Pam held the tent flap for them as they went into the candlelight and the drumming. There was not a lot of light, but Martin could make out Len Ward and Claire James beating the drums. He noticed Harrow Cougars emblems on the skins.
He saw so clearly, every detail, the eyes of the others gleaming in the candlelight, and he recognized their youth in their scent, the young, powerful smell of his son, the blooming scent of the girls, and he saw them, really saw them—and he knew that only at a few moments in his life had he ever seen people with this clarity, this love, and the abiding compassion that he felt now.
Michael Ryan, the Cougars’ star tackle said, “Hey,” and looked up at him with those strange, shadowed eyes they all had.
Then Pammy began to clap. Trevor threw his arms around his dad. Except for the drummers, they all clapped.
“What’s going on?” he asked.
“Dad,” Trevor said, “please try to understand” Tears streamed down his face. Martin embraced him. Then a girl he thought was called Crystal something came over. She had a mirror in one hand and a candle in the other.
A face looked back at him. It was dirty, wet, thin and covered by a day’s old growth of beard. It was the face of a street person, a hobo, somebody from the lower depths, a miner in the dark of the earth.
The eyes looking back at him gleamed darkly, very darkly, in the yellow candlelight. In fact, they were as black as coals, his eyes, just like those of the kids around him, and his son.

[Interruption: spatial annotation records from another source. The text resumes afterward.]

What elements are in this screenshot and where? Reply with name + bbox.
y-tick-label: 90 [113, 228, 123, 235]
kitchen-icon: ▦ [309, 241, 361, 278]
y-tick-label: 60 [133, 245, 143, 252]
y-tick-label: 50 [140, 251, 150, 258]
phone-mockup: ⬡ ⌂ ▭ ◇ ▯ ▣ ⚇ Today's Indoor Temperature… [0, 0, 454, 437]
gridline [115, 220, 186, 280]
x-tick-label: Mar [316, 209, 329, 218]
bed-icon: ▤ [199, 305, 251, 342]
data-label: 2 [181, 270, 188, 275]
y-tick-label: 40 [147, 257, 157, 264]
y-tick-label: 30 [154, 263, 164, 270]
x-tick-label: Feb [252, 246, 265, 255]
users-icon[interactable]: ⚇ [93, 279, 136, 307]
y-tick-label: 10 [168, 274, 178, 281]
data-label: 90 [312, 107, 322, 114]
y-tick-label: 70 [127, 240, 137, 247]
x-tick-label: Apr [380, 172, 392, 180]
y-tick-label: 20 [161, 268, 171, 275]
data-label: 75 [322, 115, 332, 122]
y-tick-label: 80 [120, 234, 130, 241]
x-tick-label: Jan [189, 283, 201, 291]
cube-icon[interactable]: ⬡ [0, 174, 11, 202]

His soul seemed to fill the air of the tent, to mingle with their souls, and it was like picking up a song you’d known always, and singing again.
Martin understood, now, what had been done to him—the same thing that had happened to these kids when the light tried and failed to take him.
Something was gone, though. It had certainly taken something. Not his essence. He was still Martin Winters. He felt lighter, though, and far more in touch with the world—not the world of streets and companies and archaeological digs, however. Rather this world of the here and now. The rain, the trees, the kids in the tent.
He was alive, Martin was, more alive than he had ever been before.
They hadn’t discarded him, not at all. Rather, they had done to him what natural human societies had always done to their shamen and their priests, their healers. They had made him face death, and so come free.
That was the difference. The kids in this tent had not been captured by the light, but rather made free by its failure to capture them.
Martin was free, too. Trevor was smiling at him. His son’s face was soaked with tears. It had been a near thing out there. It had been real. He might not have made it.
“Thank you,” he said to them all, and to his son. Trevor came to him, and leaned against him, and instantly the exhausted boy was asleep in his father’s arms. Martin slept, too, and the lives of the kids swept on, racing toward the destiny that awaited them, now, in just a matter of hours, that would bring them new life, or extinguish forever these last few sparks of the human soul.